I have the following problem:
your box is achieving a false positive rate of 0.01 and a false negative rate of 0.001. What fraction of the alarms that your box generates are valid alarms?
I am trying to figure this out, but I am having trouble understanding how to set this problem up. My initial thoughts were to set the problem as such:
P(valid|alarm) = (P(alarm|valid) * P(Valid))/ ((P(alarm|valid) * P(Valid) + (P(not valid|alarm) * P(no alarm))
where (and this is where I get confused):
P(valid) = .99
P(no alarm) = .001
I am not sure what my values/ how to structure this in a logical sense.

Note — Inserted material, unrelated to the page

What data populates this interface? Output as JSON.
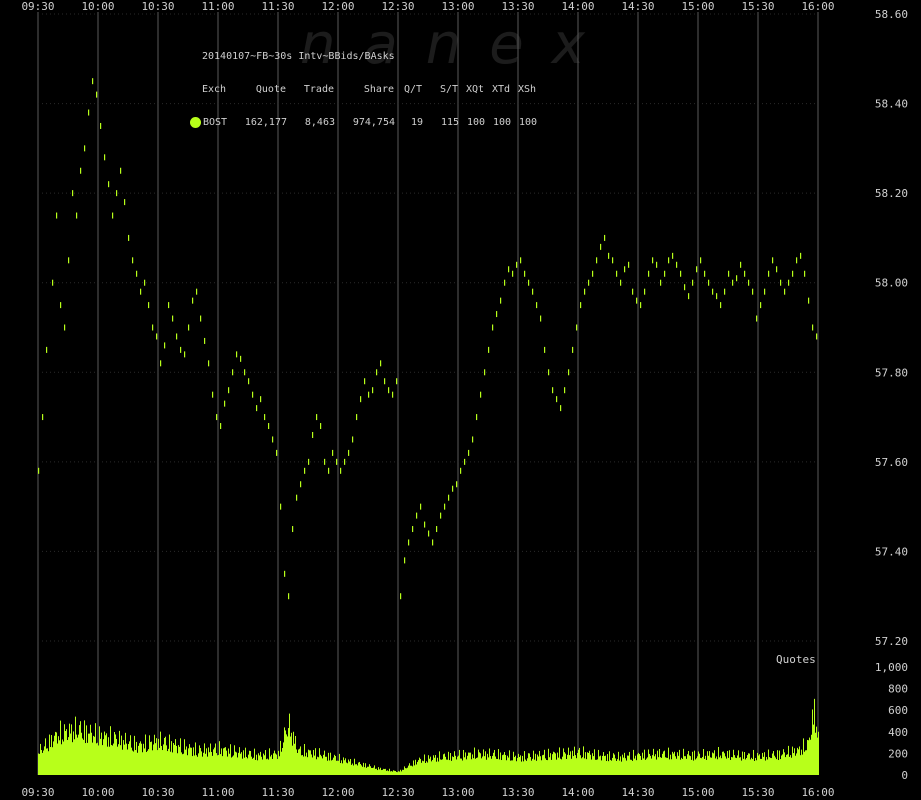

I think I am confusing what P(valid) and P(alarm|valid) would be. A guide in the right direction would be appreciated. I am new to bayes theorem so I am still trying to wrap my head around it.
Drawing a tree diagram, starting with whether there is a problem before branching out to whether the alarm sounds (valid alarms are then alarms that sound when there is indeed a problem).
A false positive means that the alarm sounds when there is no problem. That is, $P(\textrm{alarm} | \textrm{no problem}) = 0.01$.
Meanwhile, a false negative means that the alarm does not sound when there is a problem. That is, $P(\textrm{no alarm} | \textrm{problem}) = 0.001$.
The probability we want, that is the fraction of alarms that are valid, is then the conditional probability $P(\textrm{problem} | \textrm{alarm})$.